The expectation to talk about blindness
I’ve posted here before about how often I encounter a preoccupation with my blindness and particularly the need to ‘know’ details about my eyesight before moving on to a proper conversation, working together, providing me with directions to a shop or whatever. People often want to know the name of my eye condition, but most often, it is ‘how much’ I can see that interests them most. Their belief must be that somehow, if they knew the facts, if I would only give them a name and a number, they would then be able to move on enough to be able to deal with me and speak to me about other things.
Implicit in the questions is an assumption that I know all about the clinical diagnosis, am interested in it and that I could describe ‘how much’ I can see. The truth of the matter is that I have no idea ‘how much I can see’. The very question implies a comparison, and generally requires me to be able to provide a relative comparison with ‘normal’ sight. I really have no idea how to describe ‘how much’ I see as I’ve never seen any differently. My sight is contextual and I know what I see in different circumstances. It is easier to describe ‘what’ I see at any time, than how much, but even now in my late 50s, I am continually honing my understanding of my eyesight in order to work with it as well as I can.
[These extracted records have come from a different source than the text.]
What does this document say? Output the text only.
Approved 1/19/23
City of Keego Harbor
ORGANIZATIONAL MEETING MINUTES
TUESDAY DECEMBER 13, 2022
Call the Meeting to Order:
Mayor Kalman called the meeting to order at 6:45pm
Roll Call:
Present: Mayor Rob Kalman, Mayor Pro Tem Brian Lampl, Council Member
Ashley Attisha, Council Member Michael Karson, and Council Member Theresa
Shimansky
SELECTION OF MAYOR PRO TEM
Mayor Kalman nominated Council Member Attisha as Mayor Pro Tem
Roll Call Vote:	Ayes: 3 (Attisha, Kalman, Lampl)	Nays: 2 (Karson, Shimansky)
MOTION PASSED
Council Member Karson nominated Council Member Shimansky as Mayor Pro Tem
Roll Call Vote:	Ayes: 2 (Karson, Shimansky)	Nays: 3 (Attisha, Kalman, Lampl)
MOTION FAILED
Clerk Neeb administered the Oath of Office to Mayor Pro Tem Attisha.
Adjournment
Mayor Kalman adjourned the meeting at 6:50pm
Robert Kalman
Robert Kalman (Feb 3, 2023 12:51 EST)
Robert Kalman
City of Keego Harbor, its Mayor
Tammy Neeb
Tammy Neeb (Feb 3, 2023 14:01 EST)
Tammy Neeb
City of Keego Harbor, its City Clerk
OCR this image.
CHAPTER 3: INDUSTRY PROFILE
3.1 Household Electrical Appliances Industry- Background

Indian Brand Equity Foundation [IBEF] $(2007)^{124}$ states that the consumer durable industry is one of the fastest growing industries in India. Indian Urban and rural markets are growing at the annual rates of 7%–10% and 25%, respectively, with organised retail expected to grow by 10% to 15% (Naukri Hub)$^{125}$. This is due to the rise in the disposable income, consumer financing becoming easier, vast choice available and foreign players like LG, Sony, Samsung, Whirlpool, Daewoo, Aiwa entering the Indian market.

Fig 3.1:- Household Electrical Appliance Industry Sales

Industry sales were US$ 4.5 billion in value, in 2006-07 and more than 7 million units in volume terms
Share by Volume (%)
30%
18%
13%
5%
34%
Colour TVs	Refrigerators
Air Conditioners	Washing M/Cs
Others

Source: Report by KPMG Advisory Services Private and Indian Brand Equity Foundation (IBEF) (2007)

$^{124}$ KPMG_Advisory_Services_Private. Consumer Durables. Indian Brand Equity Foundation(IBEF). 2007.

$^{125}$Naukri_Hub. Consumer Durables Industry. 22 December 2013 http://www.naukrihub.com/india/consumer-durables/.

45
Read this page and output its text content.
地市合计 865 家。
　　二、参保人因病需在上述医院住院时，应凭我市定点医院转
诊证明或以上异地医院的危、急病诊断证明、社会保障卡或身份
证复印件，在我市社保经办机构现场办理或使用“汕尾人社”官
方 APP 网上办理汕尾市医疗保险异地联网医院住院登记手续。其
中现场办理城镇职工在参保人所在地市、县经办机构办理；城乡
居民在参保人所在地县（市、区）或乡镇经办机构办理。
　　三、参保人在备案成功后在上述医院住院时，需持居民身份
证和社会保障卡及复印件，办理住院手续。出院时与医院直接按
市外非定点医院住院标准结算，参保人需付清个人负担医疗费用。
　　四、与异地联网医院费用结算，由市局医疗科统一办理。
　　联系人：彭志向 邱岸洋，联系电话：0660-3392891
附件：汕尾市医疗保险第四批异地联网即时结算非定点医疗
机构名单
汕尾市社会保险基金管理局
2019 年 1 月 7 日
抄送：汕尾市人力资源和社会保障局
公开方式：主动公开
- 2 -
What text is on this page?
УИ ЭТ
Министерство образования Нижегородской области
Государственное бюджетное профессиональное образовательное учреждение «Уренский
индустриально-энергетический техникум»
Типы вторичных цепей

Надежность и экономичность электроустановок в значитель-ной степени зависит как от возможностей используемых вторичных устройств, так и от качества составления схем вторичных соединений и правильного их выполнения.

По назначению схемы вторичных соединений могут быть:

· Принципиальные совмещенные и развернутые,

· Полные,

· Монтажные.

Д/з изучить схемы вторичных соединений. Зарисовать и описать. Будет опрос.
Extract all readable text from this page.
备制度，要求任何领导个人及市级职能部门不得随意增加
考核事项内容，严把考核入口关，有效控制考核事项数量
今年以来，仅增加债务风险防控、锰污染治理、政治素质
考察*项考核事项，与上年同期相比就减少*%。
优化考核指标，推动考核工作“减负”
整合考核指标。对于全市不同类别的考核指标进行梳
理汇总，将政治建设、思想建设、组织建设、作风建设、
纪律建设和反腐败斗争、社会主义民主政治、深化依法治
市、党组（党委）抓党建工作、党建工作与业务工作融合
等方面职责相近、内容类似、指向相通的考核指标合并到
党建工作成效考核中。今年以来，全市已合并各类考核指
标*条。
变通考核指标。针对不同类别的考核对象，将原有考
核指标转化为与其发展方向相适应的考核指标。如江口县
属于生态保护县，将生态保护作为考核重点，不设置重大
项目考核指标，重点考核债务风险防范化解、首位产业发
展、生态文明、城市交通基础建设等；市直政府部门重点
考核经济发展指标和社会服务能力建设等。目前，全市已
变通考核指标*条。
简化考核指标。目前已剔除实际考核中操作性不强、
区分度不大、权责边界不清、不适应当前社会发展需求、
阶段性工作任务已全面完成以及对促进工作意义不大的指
While it is acceptable for sighted people to be fascinated by my small amount of eyesight, it is apparently not so for me to be fascinated with their abundance of it. I’ve often, in an attempt to playfully make the point, thrown the question back by saying, “well, you tell me how much you can see”. It is generally met with a little (as in belittling) dismissive laugh, silence or a comment like “I can’t tell you because I can see normally”.
I guess that beneath the clumsiness of these poorly articulated questions, the interest is really about the difference that I present. and while this is also of interest to me too, it comes from people who, and in situations where, the nature of the relationship does not warrant such depth of exploration.
I’ve never felt comfortable responding to these questions as they feel voyeuristic and intrusive, only serving to expose the disconnection and impossibility of real relationship emerging. Refusal to provide the information, however gently explained, tends not to be met favourably and I’m left feeling either that I’ve given too much, or am seen as troublesome or unnecessarily argumentative.
I note how, throughout my life, I haven’t tended to develop friendships with the people who, albeit benignly, have started by expressing such a need to know. Instead, Friends’ awareness of me as a blind person has emerged through spending time together which is of course how most people get to know each other. Connections made through shared experiences or interests, discovered similarities or differences, similar ways of thinking or conducting conversations, humour and so on.